The Obama administration has urged U.S. clothing retailers to source at least 1 percent of their clothing from Haiti.
Haiti is the 17th largest supplier of clothing to the United States. It exported more than $513 million worth of clothing to the United States in 2009, up almost 25 percent from 2008.
Most of the clothing that Haiti sells in the United States comes in duty free under the Caribbean Basin Trade Partnership Act (CBTPA) and a separate program for Haiti known as the Hemispheric Opportunity through Partnership Act (HOPE).
The legislation also would extend both the HOPE and the CBTPA programs through September 2020 to give investors confidence that the benefits will remain on the books long enough to justify spending money to help Haiti rebuild.
“This bill is a common-sense approach with support from both sides of the aisle in both the House and Senate, and I urge my colleagues to work with us to quickly pass this legislation,” Democratic Senate Finance Committee Chairman Max Baucus said.
The bill was crafted to address “the concerns that have been expressed by the U.S. textile industry with respect to both domestic and regional production of textiles and apparel,” Senator Charles Grassley, the top Republican on the Finance Committee, said.
It would give Haiti “meaningful” new access to the U.S. clothing market and would build on earlier U.S. legislation that sped up tax benefits for donations to Haiti, Representative Dave Camp, the top Republican on the House Ways and Means Committee, said.
The deal struck on Wednesday would increase the amount of certain Haitian knit and woven clothing products that qualify for U.S. duty-free treatment to 200 million square meter equivalents (SMEs), from 70 million currently.
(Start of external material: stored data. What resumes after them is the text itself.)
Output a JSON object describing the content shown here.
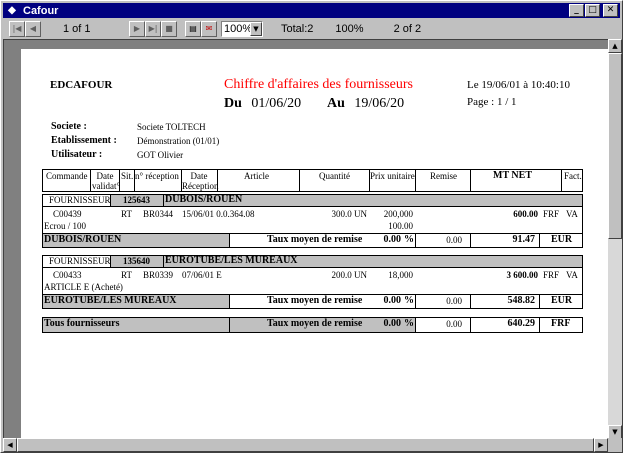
{
  "window": {
    "title": "Cafour"
  },
  "toolbar": {
    "page_of": "1 of 1",
    "zoom_value": "100%",
    "total": "Total:2",
    "percent": "100%",
    "count_of": "2 of 2"
  },
  "report": {
    "company": "EDCAFOUR",
    "title": "Chiffre d'affaires des fournisseurs",
    "du_label": "Du",
    "du_value": "01/06/20",
    "au_label": "Au",
    "au_value": "19/06/20",
    "date_printed": "Le 19/06/01 à 10:40:10",
    "page_label": "Page : 1 / 1",
    "societe_label": "Societe :",
    "societe_value": "Societe TOLTECH",
    "etab_label": "Etablissement :",
    "etab_value": "Démonstration (01/01)",
    "user_label": "Utilisateur :",
    "user_value": "GOT Olivier"
  },
  "headers": {
    "commande": "Commande",
    "date_validat": "Date validat°",
    "sit": "Sit.",
    "reception": "n° réception",
    "date_reception": "Date Réception",
    "article": "Article",
    "quantite": "Quantité",
    "prix": "Prix unitaire",
    "remise": "Remise",
    "mtnet": "MT NET",
    "fact": "Fact."
  },
  "groups": [
    {
      "fournisseur_label": "FOURNISSEUR",
      "code": "125643",
      "name": "DUBOIS/ROUEN",
      "line": {
        "commande": "C00439",
        "sit": "RT",
        "reception": "BR0344",
        "date_article": "15/06/01 0.0.364.08",
        "quantite": "300.0 UN",
        "prix": "200,000",
        "prix2": "100.00",
        "mtnet": "600.00",
        "devise": "FRF",
        "fact": "VA",
        "desc": "Ecrou / 100"
      },
      "total": {
        "name": "DUBOIS/ROUEN",
        "taux_label": "Taux moyen de remise",
        "taux": "0.00",
        "pct": "%",
        "remise": "0.00",
        "mtnet": "91.47",
        "devise": "EUR"
      }
    },
    {
      "fournisseur_label": "FOURNISSEUR",
      "code": "135640",
      "name": "EUROTUBE/LES MUREAUX",
      "line": {
        "commande": "C00433",
        "sit": "RT",
        "reception": "BR0339",
        "date_article": "07/06/01 E",
        "quantite": "200.0 UN",
        "prix": "18,000",
        "prix2": "",
        "mtnet": "3 600.00",
        "devise": "FRF",
        "fact": "VA",
        "desc": "ARTICLE E (Acheté)"
      },
      "total": {
        "name": "EUROTUBE/LES MUREAUX",
        "taux_label": "Taux moyen de remise",
        "taux": "0.00",
        "pct": "%",
        "remise": "0.00",
        "mtnet": "548.82",
        "devise": "EUR"
      }
    }
  ],
  "grand_total": {
    "name": "Tous fournisseurs",
    "taux_label": "Taux moyen de remise",
    "taux": "0.00",
    "pct": "%",
    "remise": "0.00",
    "mtnet": "640.29",
    "devise": "FRF"
  },
  "icons": {
    "first": "first-page-icon",
    "prev": "prev-page-icon",
    "next": "next-page-icon",
    "last": "last-page-icon",
    "stop": "stop-icon",
    "print": "print-icon",
    "export": "export-icon"
  }
}
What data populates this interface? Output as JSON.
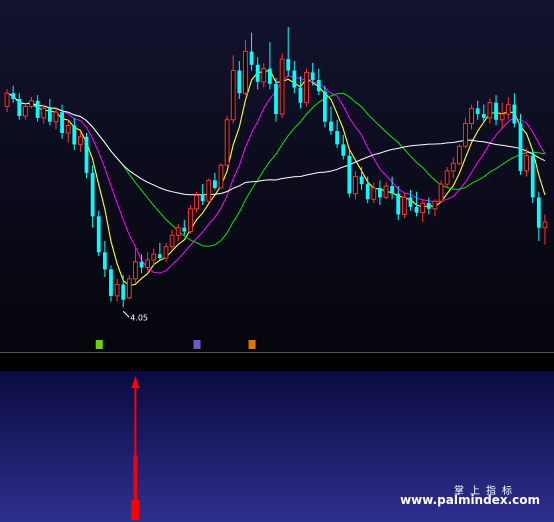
{
  "chart_data": {
    "type": "candlestick",
    "main_panel": {
      "candles": [
        [
          4.93,
          5.02,
          4.9,
          5.0
        ],
        [
          5.0,
          5.04,
          4.95,
          4.97
        ],
        [
          4.97,
          5.0,
          4.86,
          4.88
        ],
        [
          4.88,
          4.95,
          4.86,
          4.93
        ],
        [
          4.93,
          4.98,
          4.92,
          4.96
        ],
        [
          4.96,
          4.99,
          4.85,
          4.87
        ],
        [
          4.87,
          4.94,
          4.84,
          4.92
        ],
        [
          4.92,
          4.97,
          4.83,
          4.85
        ],
        [
          4.85,
          4.93,
          4.81,
          4.9
        ],
        [
          4.9,
          4.94,
          4.76,
          4.79
        ],
        [
          4.79,
          4.86,
          4.74,
          4.83
        ],
        [
          4.83,
          4.87,
          4.7,
          4.73
        ],
        [
          4.73,
          4.8,
          4.69,
          4.77
        ],
        [
          4.77,
          4.79,
          4.55,
          4.58
        ],
        [
          4.58,
          4.62,
          4.29,
          4.35
        ],
        [
          4.35,
          4.38,
          4.14,
          4.16
        ],
        [
          4.16,
          4.22,
          4.03,
          4.07
        ],
        [
          4.07,
          4.09,
          3.9,
          3.93
        ],
        [
          3.93,
          4.02,
          3.9,
          3.99
        ],
        [
          3.99,
          4.04,
          3.87,
          3.91
        ],
        [
          3.92,
          4.04,
          3.91,
          4.02
        ],
        [
          4.02,
          4.18,
          4.0,
          4.11
        ],
        [
          4.11,
          4.15,
          4.05,
          4.08
        ],
        [
          4.08,
          4.16,
          4.06,
          4.12
        ],
        [
          4.12,
          4.18,
          4.09,
          4.15
        ],
        [
          4.15,
          4.21,
          4.12,
          4.13
        ],
        [
          4.13,
          4.21,
          4.11,
          4.19
        ],
        [
          4.19,
          4.28,
          4.17,
          4.25
        ],
        [
          4.25,
          4.31,
          4.22,
          4.29
        ],
        [
          4.29,
          4.33,
          4.25,
          4.27
        ],
        [
          4.27,
          4.41,
          4.26,
          4.39
        ],
        [
          4.39,
          4.48,
          4.37,
          4.46
        ],
        [
          4.46,
          4.52,
          4.41,
          4.43
        ],
        [
          4.43,
          4.55,
          4.42,
          4.54
        ],
        [
          4.54,
          4.58,
          4.49,
          4.5
        ],
        [
          4.5,
          4.63,
          4.5,
          4.62
        ],
        [
          4.62,
          4.88,
          4.62,
          4.86
        ],
        [
          4.86,
          5.2,
          4.84,
          5.12
        ],
        [
          5.12,
          5.17,
          4.97,
          5.0
        ],
        [
          5.0,
          5.28,
          4.99,
          5.22
        ],
        [
          5.22,
          5.32,
          5.12,
          5.15
        ],
        [
          5.15,
          5.19,
          5.02,
          5.06
        ],
        [
          5.06,
          5.16,
          5.03,
          5.13
        ],
        [
          5.13,
          5.27,
          5.02,
          5.05
        ],
        [
          5.05,
          5.08,
          4.85,
          4.89
        ],
        [
          4.89,
          5.21,
          4.87,
          5.18
        ],
        [
          5.18,
          5.35,
          5.09,
          5.12
        ],
        [
          5.12,
          5.17,
          5.0,
          5.03
        ],
        [
          5.03,
          5.09,
          4.92,
          4.95
        ],
        [
          4.95,
          5.13,
          4.93,
          5.11
        ],
        [
          5.11,
          5.16,
          5.04,
          5.07
        ],
        [
          5.07,
          5.13,
          4.99,
          5.01
        ],
        [
          5.01,
          5.04,
          4.82,
          4.85
        ],
        [
          4.85,
          4.93,
          4.78,
          4.8
        ],
        [
          4.8,
          4.86,
          4.71,
          4.73
        ],
        [
          4.73,
          4.78,
          4.65,
          4.67
        ],
        [
          4.67,
          4.7,
          4.45,
          4.47
        ],
        [
          4.47,
          4.59,
          4.44,
          4.56
        ],
        [
          4.56,
          4.61,
          4.49,
          4.52
        ],
        [
          4.52,
          4.56,
          4.42,
          4.44
        ],
        [
          4.44,
          4.53,
          4.42,
          4.5
        ],
        [
          4.5,
          4.54,
          4.41,
          4.45
        ],
        [
          4.45,
          4.53,
          4.44,
          4.51
        ],
        [
          4.51,
          4.56,
          4.44,
          4.47
        ],
        [
          4.47,
          4.51,
          4.33,
          4.36
        ],
        [
          4.36,
          4.47,
          4.34,
          4.45
        ],
        [
          4.45,
          4.49,
          4.38,
          4.4
        ],
        [
          4.4,
          4.48,
          4.35,
          4.37
        ],
        [
          4.37,
          4.44,
          4.32,
          4.42
        ],
        [
          4.42,
          4.45,
          4.36,
          4.39
        ],
        [
          4.39,
          4.44,
          4.35,
          4.43
        ],
        [
          4.43,
          4.54,
          4.42,
          4.52
        ],
        [
          4.52,
          4.61,
          4.5,
          4.59
        ],
        [
          4.59,
          4.66,
          4.55,
          4.63
        ],
        [
          4.63,
          4.73,
          4.62,
          4.72
        ],
        [
          4.72,
          4.87,
          4.71,
          4.84
        ],
        [
          4.84,
          4.94,
          4.81,
          4.92
        ],
        [
          4.92,
          4.96,
          4.86,
          4.89
        ],
        [
          4.89,
          4.94,
          4.85,
          4.87
        ],
        [
          4.87,
          4.97,
          4.84,
          4.95
        ],
        [
          4.95,
          4.99,
          4.83,
          4.86
        ],
        [
          4.86,
          4.95,
          4.81,
          4.89
        ],
        [
          4.89,
          4.98,
          4.86,
          4.94
        ],
        [
          4.94,
          5.0,
          4.82,
          4.84
        ],
        [
          4.84,
          4.89,
          4.57,
          4.59
        ],
        [
          4.59,
          4.71,
          4.56,
          4.67
        ],
        [
          4.67,
          4.7,
          4.42,
          4.45
        ],
        [
          4.45,
          4.48,
          4.22,
          4.29
        ],
        [
          4.29,
          4.36,
          4.2,
          4.32
        ]
      ],
      "yrange": [
        3.75,
        5.45
      ],
      "low_label": "4.05",
      "ma_colors": [
        "#f5f5f5",
        "#ffff00",
        "#ff00ff",
        "#00e600",
        "#ffffff"
      ],
      "candle_up_color": "#ff3232",
      "candle_down_color": "#00ffff",
      "markers": [
        {
          "text": "■",
          "index": 15,
          "color": "#7cfc00"
        },
        {
          "text": "■",
          "index": 31,
          "color": "#7b68ee"
        },
        {
          "text": "■",
          "index": 40,
          "color": "#ff8c00"
        }
      ]
    },
    "sub_panel": {
      "signal_index": 21,
      "signal_color": "#ff0000"
    }
  },
  "watermark": {
    "title": "掌上指标",
    "url": "www.palmindex.com"
  }
}
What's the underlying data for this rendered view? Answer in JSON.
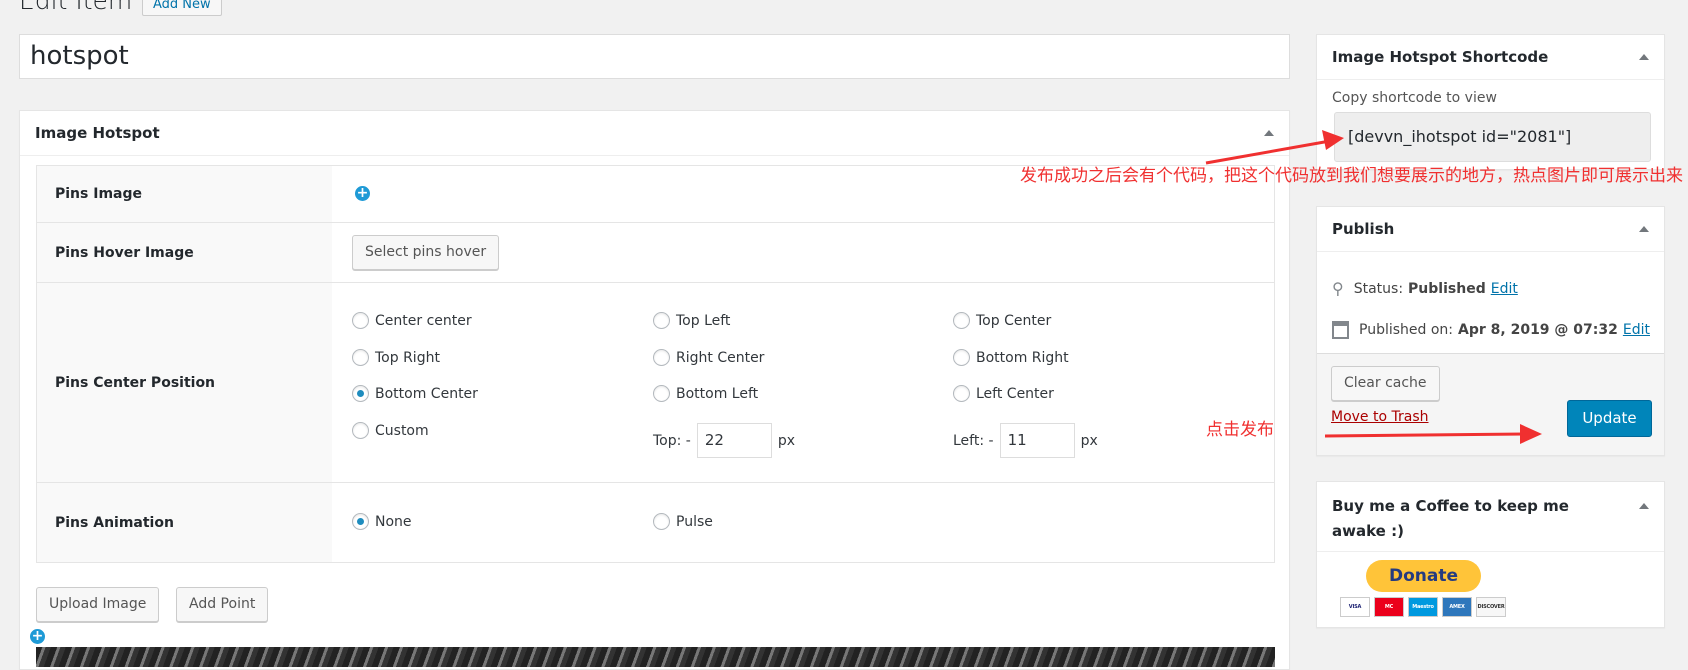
{
  "page": {
    "heading": "Edit Item",
    "add_new": "Add New",
    "post_title": "hotspot"
  },
  "hotspot_box": {
    "title": "Image Hotspot",
    "pins_image": "Pins Image",
    "pins_hover_image": "Pins Hover Image",
    "select_pins_hover": "Select pins hover",
    "pins_center_position": "Pins Center Position",
    "positions": [
      {
        "label": "Center center",
        "checked": false
      },
      {
        "label": "Top Left",
        "checked": false
      },
      {
        "label": "Top Center",
        "checked": false
      },
      {
        "label": "Top Right",
        "checked": false
      },
      {
        "label": "Right Center",
        "checked": false
      },
      {
        "label": "Bottom Right",
        "checked": false
      },
      {
        "label": "Bottom Center",
        "checked": true
      },
      {
        "label": "Bottom Left",
        "checked": false
      },
      {
        "label": "Left Center",
        "checked": false
      },
      {
        "label": "Custom",
        "checked": false
      }
    ],
    "top_label": "Top: -",
    "top_value": "22",
    "left_label": "Left: -",
    "left_value": "11",
    "px": "px",
    "pins_animation": "Pins Animation",
    "animations": [
      {
        "label": "None",
        "checked": true
      },
      {
        "label": "Pulse",
        "checked": false
      }
    ],
    "upload_image": "Upload Image",
    "add_point": "Add Point"
  },
  "shortcode_box": {
    "title": "Image Hotspot Shortcode",
    "hint": "Copy shortcode to view",
    "shortcode": "[devvn_ihotspot id=\"2081\"]"
  },
  "publish_box": {
    "title": "Publish",
    "status_label": "Status:",
    "status_value": "Published",
    "edit": "Edit",
    "published_on_label": "Published on:",
    "published_on_value": "Apr 8, 2019 @ 07:32",
    "clear_cache": "Clear cache",
    "move_to_trash": "Move to Trash",
    "update": "Update"
  },
  "coffee_box": {
    "title": "Buy me a Coffee to keep me awake :)",
    "donate": "Donate",
    "cards": [
      "VISA",
      "MC",
      "Maestro",
      "AMEX",
      "DISCOVER"
    ]
  },
  "annotations": {
    "shortcode_note": "发布成功之后会有个代码，把这个代码放到我们想要展示的地方，热点图片即可展示出来",
    "publish_note": "点击发布"
  },
  "colors": {
    "primary": "#0085ba",
    "annotation": "#f03030",
    "link": "#0073aa",
    "trash": "#a00"
  }
}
That increase would occur in any year that Haiti ships at least 52 million SMEs of the knit and woven product. However, to provide a buffer for U.S. producers, the bill sets separate “sublimits” of 85 million SMEs for knit clothing and 70 million for woven apparel.
The American Apparel and Footwear Association, which represents major U.S. clothing importers, said it would push for a quick vote in Congress on the trade legislation.
“This bill works to ensure that all facets of the U.S. apparel and textile industry have the opportunity to participate in Haiti’s short-term recovery and long-term growth,” the group’s president, Kevin Burke, said.